16 Aug 2021 | Xinlei Chen*, Saining Xie*, Kaiming He
This paper investigates the training of self-supervised Vision Transformers (ViT) in the context of self-supervised learning. While the training of standard convolutional networks is well-established, the training of ViT for self-supervised learning remains underdeveloped. The authors analyze the effects of fundamental components in training self-supervised ViT, such as batch size, learning rate, and optimizer, and find that instability is a major issue that can degrade accuracy. They also observe that unstable training may not result in catastrophic failure but can cause mild degradation in accuracy, which may not be noticeable unless compared to a more stable counterpart.
The authors benchmark ViT results in MoCo v3 and other self-supervised frameworks, and discuss the current positive evidence, challenges, and open questions. They propose a simple trick to improve stability by freezing the patch projection layer in ViT, which empirically shows to alleviate instability in several scenarios and consistently increase accuracy. They also explore scaling up ViT models, including ViT-Large and ViT-Huge, and find that self-supervised ViT can achieve strong results using a contrastive learning framework, compared against masked auto-encoding. This behavior of Transformers differs from the existing trend in NLP. Moreover, as a promising signal, their bigger self-supervised ViT can achieve better accuracy, unlike the ImageNet-supervised ViT in [16] whose accuracy degrades if getting bigger.

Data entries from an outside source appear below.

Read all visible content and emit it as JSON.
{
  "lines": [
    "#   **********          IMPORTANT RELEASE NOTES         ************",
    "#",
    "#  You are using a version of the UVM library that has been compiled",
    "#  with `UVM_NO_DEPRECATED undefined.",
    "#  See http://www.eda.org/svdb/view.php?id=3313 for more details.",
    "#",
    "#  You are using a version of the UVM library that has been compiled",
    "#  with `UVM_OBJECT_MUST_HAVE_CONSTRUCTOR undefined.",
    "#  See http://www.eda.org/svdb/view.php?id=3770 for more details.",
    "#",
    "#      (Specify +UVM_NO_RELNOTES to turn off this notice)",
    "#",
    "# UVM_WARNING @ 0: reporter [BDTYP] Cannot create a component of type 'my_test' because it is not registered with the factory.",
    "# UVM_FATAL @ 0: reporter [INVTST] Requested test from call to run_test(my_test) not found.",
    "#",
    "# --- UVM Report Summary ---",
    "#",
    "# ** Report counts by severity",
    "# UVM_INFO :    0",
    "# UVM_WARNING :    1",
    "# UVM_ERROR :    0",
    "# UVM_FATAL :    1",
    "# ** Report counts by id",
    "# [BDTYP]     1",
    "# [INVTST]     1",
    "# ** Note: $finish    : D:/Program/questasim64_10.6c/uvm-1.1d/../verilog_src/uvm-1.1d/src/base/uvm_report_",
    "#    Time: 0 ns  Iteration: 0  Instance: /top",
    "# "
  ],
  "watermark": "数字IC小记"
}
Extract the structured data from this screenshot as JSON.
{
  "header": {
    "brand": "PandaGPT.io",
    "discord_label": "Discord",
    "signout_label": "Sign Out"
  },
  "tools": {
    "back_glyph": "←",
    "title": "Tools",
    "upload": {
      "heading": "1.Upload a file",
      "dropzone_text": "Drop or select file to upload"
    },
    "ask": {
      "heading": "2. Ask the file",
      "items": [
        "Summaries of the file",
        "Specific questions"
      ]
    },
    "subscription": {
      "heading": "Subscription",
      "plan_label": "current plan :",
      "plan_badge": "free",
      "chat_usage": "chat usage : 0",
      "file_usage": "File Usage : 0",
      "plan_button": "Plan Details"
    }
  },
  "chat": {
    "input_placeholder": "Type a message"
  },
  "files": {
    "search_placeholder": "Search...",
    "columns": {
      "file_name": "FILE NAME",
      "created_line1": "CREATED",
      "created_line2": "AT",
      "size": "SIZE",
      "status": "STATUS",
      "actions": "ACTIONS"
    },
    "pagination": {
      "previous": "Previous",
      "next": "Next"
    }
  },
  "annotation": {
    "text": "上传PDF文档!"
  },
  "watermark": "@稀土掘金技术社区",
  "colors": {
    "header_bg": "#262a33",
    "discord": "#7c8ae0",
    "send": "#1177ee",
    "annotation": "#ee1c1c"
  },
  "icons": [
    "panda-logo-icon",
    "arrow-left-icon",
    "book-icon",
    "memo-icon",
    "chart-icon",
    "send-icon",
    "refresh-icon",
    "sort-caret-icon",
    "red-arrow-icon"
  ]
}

The authors also report that their self-supervised ViT models have competitive results vs. the big convolutional ResNets in prior art. On one hand, this comparison shows the potential of ViT, especially considering that it achieves these results using relatively "fewer inductive biases". On the other hand, they suggest that there could be room for self-supervised ViT models to further improve. As one example, they observe that removing the position embedding in ViT only degrades accuracy by a small margin. This reveals that self-supervised ViT can learn strong representations without the positional inductive bias, but it also implies that the positional information has not been sufficiently exploited.
In summary, the authors believe that the evidence, challenges, and open questions in this study are worth knowing, if self-supervised Transformers will close the gap in pre-training between vision and language. They hope their data points and experience will be useful to push this frontier.This paper investigates the training of self-supervised Vision Transformers (ViT) in the context of self-supervised learning. While the training of standard convolutional networks is well-established, the training of ViT for self-supervised learning remains underdeveloped. The authors analyze the effects of fundamental components in training self-supervised ViT, such as batch size, learning rate, and optimizer, and find that instability is a major issue that can degrade accuracy. They also observe that unstable training may not result in catastrophic failure but can cause mild degradation in accuracy, which may not be noticeable unless compared to a more stable counterpart.
The authors benchmark ViT results in MoCo v3 and other self-supervised frameworks, and discuss the current positive evidence, challenges, and open questions. They propose a simple trick to improve stability by freezing the patch projection layer in ViT, which empirically shows to alleviate instability in several scenarios and consistently increase accuracy. They also explore scaling up ViT models, including ViT-Large and ViT-Huge, and find that self-supervised ViT can achieve strong results using a contrastive learning framework, compared against masked auto-encoding. This behavior of Transformers differs from the existing trend in NLP. Moreover, as a promising signal, their bigger self-supervised ViT can achieve better accuracy, unlike the ImageNet-supervised ViT in [16] whose accuracy degrades if getting bigger.
The authors also report that their self-supervised ViT models have competitive results vs. the big convolutional ResNets in prior art. On one hand, this comparison shows the potential of ViT, especially considering that it achieves these results using relatively "fewer inductive biases". On the other hand, they suggest that there could be room for self-supervised ViT models to further improve. As one example, they observe that removing the position embedding in ViT only degrades accuracy by a small margin. This reveals that self-supervised ViT can learn strong representations without the positional inductive bias, but it also implies that the positional information has not been sufficiently exploited.
In summary, the authors believe that the evidence, challenges, and open questions in this study are worth knowing, if self-supervised Transformers will close the gap in pre-training between vision and language. They hope their data points and experience will be useful to push this frontier.